In an era where every type of technology appears to be shrinking in size, to the point where just finding your phone can prove difficult, the massive Titanic has been turned into a five-metre replica.
Zoltan Panka, a 38-year-old Hungarian living in Dillon’s Cross, Cork city, with his partner, Cork woman Carmel McGrath, said he was inspired to build the impressive, soon-to-be-fully-working boat by the iconic stories surrounding the vessel.
And while the replica Titanic — currently being kept in the couple’s garage — is unlikely to be a match for any passing icebergs, it is being considered for involvement in the official centenary celebrations this April.

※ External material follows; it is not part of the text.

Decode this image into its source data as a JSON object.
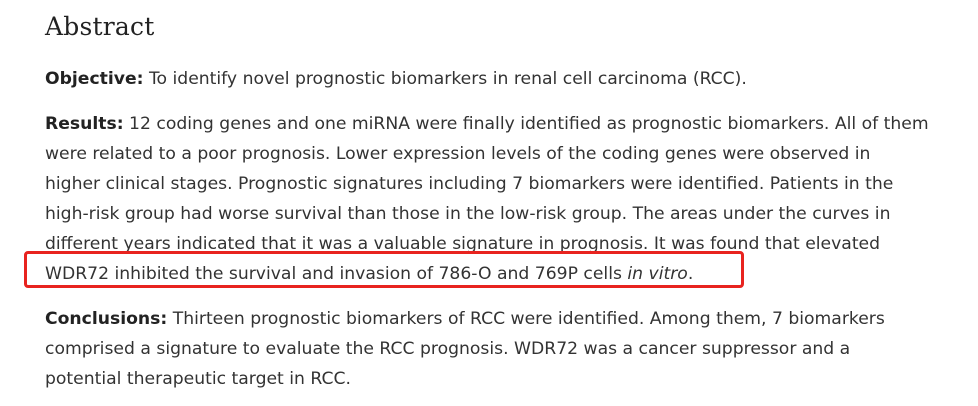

“I started this in November 2010 as a home hobby. It will be ready for the water by March,” explained the tiler, who developed a fascination with the mechanics of ships while spending time in the Hungarian army during the nation’s compulsory national service.
Zoltan who is originally from Kaposvár, Somogy, about four hours’ drive from the Hungarian capital Budapest, said the replica vessel includes propellers from Britain and also has a fully working steam engine.
He said that the stories behind the Titanic disaster — which sank on April 15, 1912, after colliding with an iceberg, leading to 1,517 deaths — remain as infamous in Hungary as they are in Ireland.
Although not on a par with the construction techniques at the once-thriving Harland and Wolff shipyard in Belfast, where the 269-metre Titanic was built, the five-metre ship will be ready to set sail within weeks.
Marc Anderson, project director for the Titanic 100 group, which is organising official events for the 100-year anniversary celebrations of the vessel’s first and last voyage, welcomed the entrepreneurial skills behind the replica.
Speaking to the Irish Examiner, he said the group is in discussions with Zoltan about potentially using the vessel during the official events, although its inclusion has yet to be confirmed.